Barbara Stiegler

Gallimard, Tracts, n°23 2020

3€90, 55 pages

 

La diffusion de la brochure intitulée « De la démocratie en pandémie », signée par Barbara Stiegler, nous donne l’occasion de découvrir la réflexion de ce professeure de philosophie politique d’origine bordelaise. Il n’est pas inutile de nous attarder quelques minutes sur ce document édité par Gallimard, dans le contexte de la pandémie. Son contenu change du matraquage médiatique ordinaire.

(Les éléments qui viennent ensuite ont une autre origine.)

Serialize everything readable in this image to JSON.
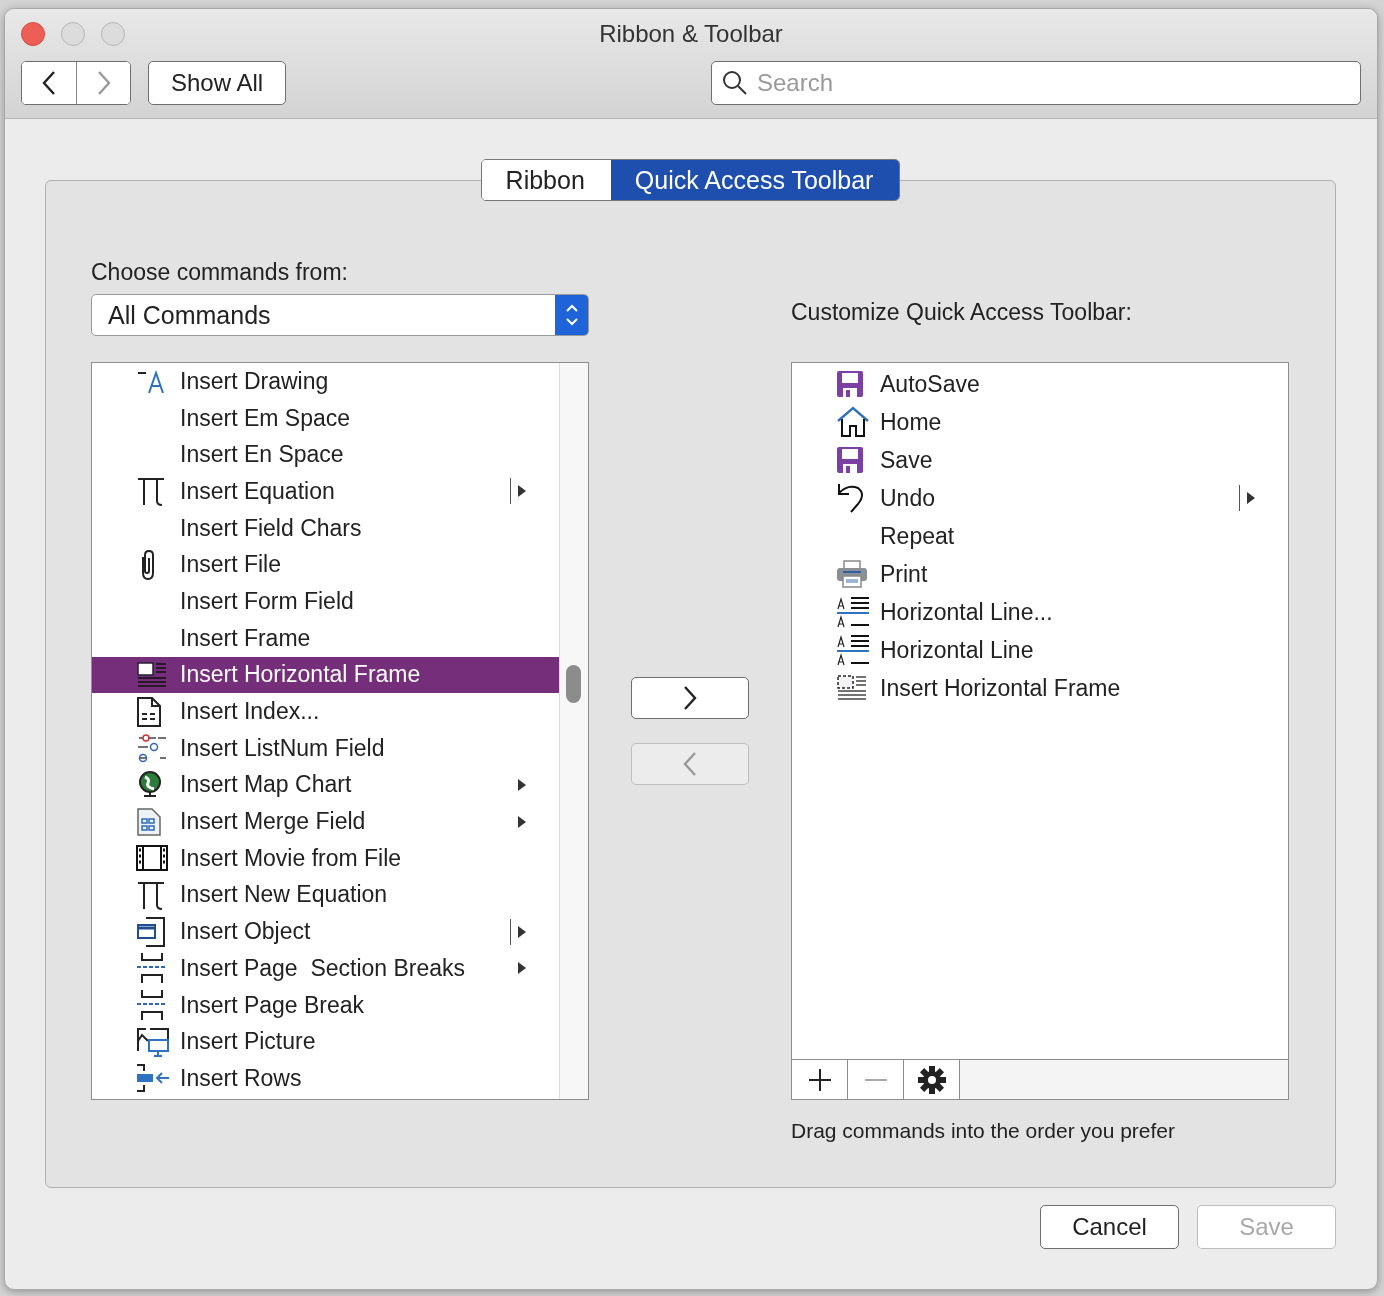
{
  "window": {
    "title": "Ribbon & Toolbar"
  },
  "toolbar": {
    "show_all": "Show All",
    "search": {
      "placeholder": "Search"
    }
  },
  "tabs": [
    {
      "label": "Ribbon",
      "selected": false
    },
    {
      "label": "Quick Access Toolbar",
      "selected": true
    }
  ],
  "commands": {
    "label": "Choose commands from:",
    "dropdown": "All Commands",
    "items": [
      {
        "label": "Insert Drawing",
        "selected": false,
        "submenu": false,
        "split": false
      },
      {
        "label": "Insert Em Space",
        "selected": false,
        "submenu": false,
        "split": false
      },
      {
        "label": "Insert En Space",
        "selected": false,
        "submenu": false,
        "split": false
      },
      {
        "label": "Insert Equation",
        "selected": false,
        "submenu": true,
        "split": true
      },
      {
        "label": "Insert Field Chars",
        "selected": false,
        "submenu": false,
        "split": false
      },
      {
        "label": "Insert File",
        "selected": false,
        "submenu": false,
        "split": false
      },
      {
        "label": "Insert Form Field",
        "selected": false,
        "submenu": false,
        "split": false
      },
      {
        "label": "Insert Frame",
        "selected": false,
        "submenu": false,
        "split": false
      },
      {
        "label": "Insert Horizontal Frame",
        "selected": true,
        "submenu": false,
        "split": false
      },
      {
        "label": "Insert Index...",
        "selected": false,
        "submenu": false,
        "split": false
      },
      {
        "label": "Insert ListNum Field",
        "selected": false,
        "submenu": false,
        "split": false
      },
      {
        "label": "Insert Map Chart",
        "selected": false,
        "submenu": true,
        "split": false
      },
      {
        "label": "Insert Merge Field",
        "selected": false,
        "submenu": true,
        "split": false
      },
      {
        "label": "Insert Movie from File",
        "selected": false,
        "submenu": false,
        "split": false
      },
      {
        "label": "Insert New Equation",
        "selected": false,
        "submenu": false,
        "split": false
      },
      {
        "label": "Insert Object",
        "selected": false,
        "submenu": true,
        "split": true
      },
      {
        "label": "Insert Page  Section Breaks",
        "selected": false,
        "submenu": true,
        "split": false
      },
      {
        "label": "Insert Page Break",
        "selected": false,
        "submenu": false,
        "split": false
      },
      {
        "label": "Insert Picture",
        "selected": false,
        "submenu": false,
        "split": false
      },
      {
        "label": "Insert Rows",
        "selected": false,
        "submenu": false,
        "split": false
      }
    ]
  },
  "transfer": [
    {
      "kind": "add",
      "disabled": false
    },
    {
      "kind": "remove",
      "disabled": true
    }
  ],
  "quick_access": {
    "label": "Customize Quick Access Toolbar:",
    "items": [
      {
        "label": "AutoSave",
        "submenu": false,
        "split": false
      },
      {
        "label": "Home",
        "submenu": false,
        "split": false
      },
      {
        "label": "Save",
        "submenu": false,
        "split": false
      },
      {
        "label": "Undo",
        "submenu": true,
        "split": true
      },
      {
        "label": "Repeat",
        "submenu": false,
        "split": false
      },
      {
        "label": "Print",
        "submenu": false,
        "split": false
      },
      {
        "label": "Horizontal Line...",
        "submenu": false,
        "split": false
      },
      {
        "label": "Horizontal Line",
        "submenu": false,
        "split": false
      },
      {
        "label": "Insert Horizontal Frame",
        "submenu": false,
        "split": false
      }
    ],
    "bar": [
      {
        "kind": "add",
        "disabled": false
      },
      {
        "kind": "remove",
        "disabled": true
      },
      {
        "kind": "settings",
        "disabled": false
      }
    ],
    "hint": "Drag commands into the order you prefer"
  },
  "footer": [
    {
      "label": "Cancel",
      "disabled": false
    },
    {
      "label": "Save",
      "disabled": true
    }
  ]
}
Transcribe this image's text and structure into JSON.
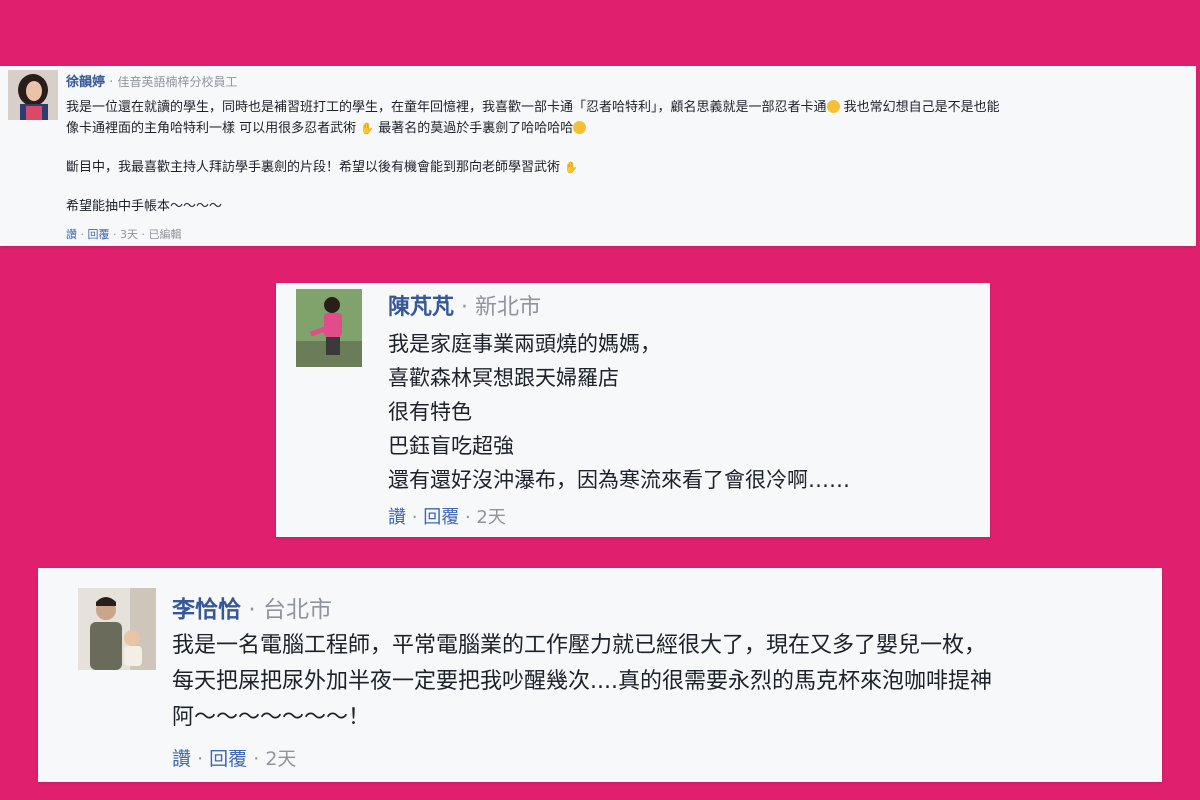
{
  "comments": [
    {
      "name": "徐韻婷",
      "location": "佳音英語楠梓分校員工",
      "lines": [
        "我是一位還在就讀的學生，同時也是補習班打工的學生，在童年回憶裡，我喜歡一部卡通「忍者哈特利」，顧名思義就是一部忍者卡通",
        "像卡通裡面的主角哈特利一樣 可以用很多忍者武術",
        "斷目中，我最喜歡主持人拜訪學手裏劍的片段！希望以後有機會能到那向老師學習武術",
        "希望能抽中手帳本～～～～"
      ],
      "line1_tail": "我也常幻想自己是不是也能",
      "line2_tail": "最著名的莫過於手裏劍了哈哈哈哈",
      "like": "讚",
      "reply": "回覆",
      "time": "3天",
      "edited": "已編輯"
    },
    {
      "name": "陳芃芃",
      "location": "新北市",
      "lines": [
        "我是家庭事業兩頭燒的媽媽，",
        "喜歡森林冥想跟天婦羅店",
        "很有特色",
        "巴鈺盲吃超強",
        "還有還好沒沖瀑布，因為寒流來看了會很冷啊……"
      ],
      "like": "讚",
      "reply": "回覆",
      "time": "2天"
    },
    {
      "name": "李恰恰",
      "location": "台北市",
      "lines": [
        "我是一名電腦工程師，平常電腦業的工作壓力就已經很大了，現在又多了嬰兒一枚，",
        "每天把屎把尿外加半夜一定要把我吵醒幾次....真的很需要永烈的馬克杯來泡咖啡提神",
        "阿～～～～～～～！"
      ],
      "like": "讚",
      "reply": "回覆",
      "time": "2天"
    }
  ],
  "separator": "·",
  "colors": {
    "background": "#e0206e",
    "card": "#f7f8fa",
    "name": "#365899",
    "action": "#4267b2",
    "meta": "#90949c"
  },
  "icons": [
    "tongue-out-emoji-icon",
    "praying-hands-icon",
    "laughing-tears-emoji-icon"
  ]
}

La survenue de maladies émergentes en conséquence des changements environnementaux ne pourra pas indéfiniment être noyée dans le discours médical. Pallier la dégradation des conditions de vie, de la Recherche et du tissu sanitaire par une politique de « répression des citoyens » ne sera pas indéfiniment accepté, quelle que soit la désinformation et les isolements dont nous sommes l’objet.

Pour faire court, nos « dirigeants nous disent que nous allons devoir changer toute nos habitudes de vie. Nous devrons adopter une nouvelle culture » inspirée par la Chine. Une nouvelle esthétique se dessine : « Un monde cyber-sécurisé où chaque individu est suspect, fiché, tracé, code- barrisé ». À l’ère du Big Data, un univers psychotique se met en place. La démocratie est devenue « un inconvénient ».

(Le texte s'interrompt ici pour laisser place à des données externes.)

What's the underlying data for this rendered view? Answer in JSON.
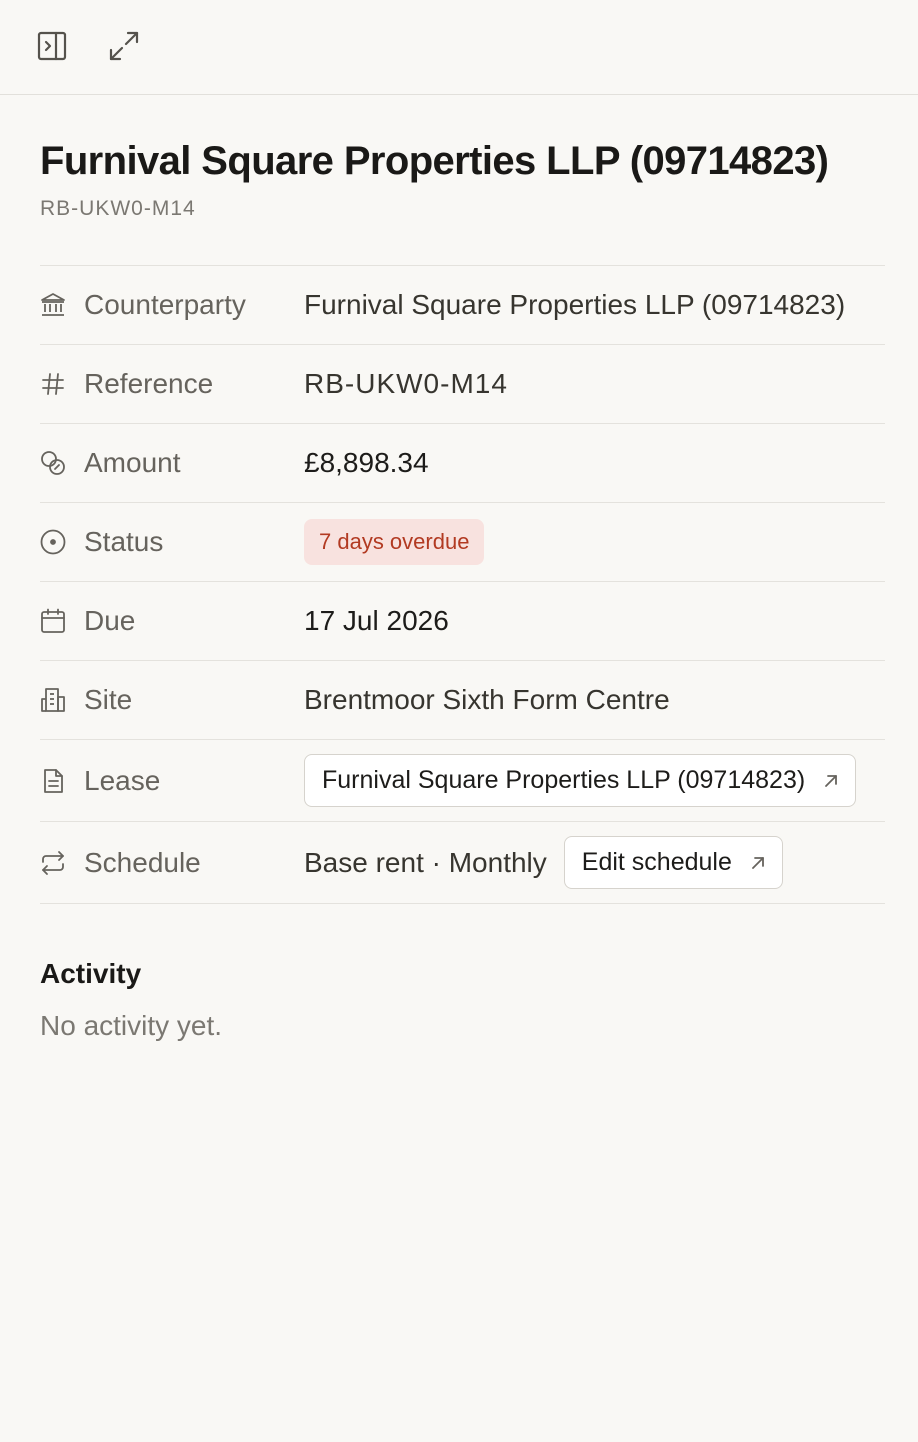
{
  "toolbar": {
    "panel_icon": "sidebar-panel-icon",
    "expand_icon": "expand-arrows-icon"
  },
  "header": {
    "title": "Furnival Square Properties LLP (09714823)",
    "subtitle": "RB-UKW0-M14"
  },
  "properties": {
    "counterparty": {
      "icon": "bank-icon",
      "label": "Counterparty",
      "value": "Furnival Square Properties LLP (09714823)"
    },
    "reference": {
      "icon": "hash-icon",
      "label": "Reference",
      "value": "RB-UKW0-M14"
    },
    "amount": {
      "icon": "coins-icon",
      "label": "Amount",
      "value": "£8,898.34"
    },
    "status": {
      "icon": "circle-dot-icon",
      "label": "Status",
      "value": "7 days overdue",
      "badge_bg": "#f8e2df",
      "badge_fg": "#b23a22"
    },
    "due": {
      "icon": "calendar-icon",
      "label": "Due",
      "value": "17 Jul 2026"
    },
    "site": {
      "icon": "building-icon",
      "label": "Site",
      "value": "Brentmoor Sixth Form Centre"
    },
    "lease": {
      "icon": "document-icon",
      "label": "Lease",
      "link_label": "Furnival Square Properties LLP (09714823)"
    },
    "schedule": {
      "icon": "repeat-icon",
      "label": "Schedule",
      "value": "Base rent · Monthly",
      "button_label": "Edit schedule"
    }
  },
  "activity": {
    "title": "Activity",
    "empty_text": "No activity yet."
  }
}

Le confinement détruit économiquement la vie de millions d’individus en même temps qu’il abîme leur santé physique et mentale. Le « monde d’après, c’est un monde désinfecté mais pollué, c’est le monde d’avant mais en pire. En plus hygiénique. En plus eugénique. C’est une humanité saine, silencieuse, censurée d’émotions, élevée dans la haine de la dissonance ».

Nos habitudes cèdent la place à « une infantilisation générale de tous les actes de la vie, publics et privés, au nom de la bienfaisance et de la bienveillance et en instaurant un régime d’exception ».

Le « libéralisme autoritaire » prend sa source dans les suites de la Grande Dépression de 1929. « Un Etat fort est chargé de fabriquer le consentement », à la suite des théories de Walter Lippmann dont s’inspira l’efficace Edwards Bernays pour ses conditionnements publicitaires.

« Toute critique des manipulations du savoir par le pouvoir » relevait du ‘‘complotisme’’. L’essentiel se situait dans « l’acceptabilité sociale des consignes ».

Un Français sur dix aurait « envisagé sérieusement le suicide ». Tout le monde n’a pas les moyens de s’extraire des contraintes imposées, surtout quand il est confronté à des difficultés inédites.

« Sous les habits du civisme, les foyers confinés étaient en réalité encouragés à se replier sur eux-mêmes, tout en poursuivant, via Internet, la course compétitive’… De sorte qu’on put se demander si ce virus ne réalisait pas finalement le rêve ultime des néo-libéraux : chacun, confiné seul chez soi devant son écran, participant à la numérisation intégrale, tandis que toute forme de vie sociale et d’agora démocratique était décrétée vecteur de contamination ».

« L’infantilisation régnait jusqu’à l’humiliation ».

Au passage, nous apprenons que notre sympathique Premier Ministre à l’accent du Sud-Ouest avait contribué à mettre en place la T2A c’est-à-dire la tarification à l’activité qui a fâcheusement modifié les conditions de la pratique des hôpitaux.

Il est question pour finir de « réinventer la mobilisation, la grève, en même temps que le forum et l’agora ».

Notre seul commentaire est de souligner que la partie n’est pas perdue et qu’elle doit être poursuivie. Nous avons à élaborer des alternatives et à les faire connaître en partant des réalités. Ce à quoi, nous nous employons depuis longtemps, mais plus précisément, ces derniers temps, en maintenant l’activité et en travaillant à une version meilleure d’« Anesthésie générale ».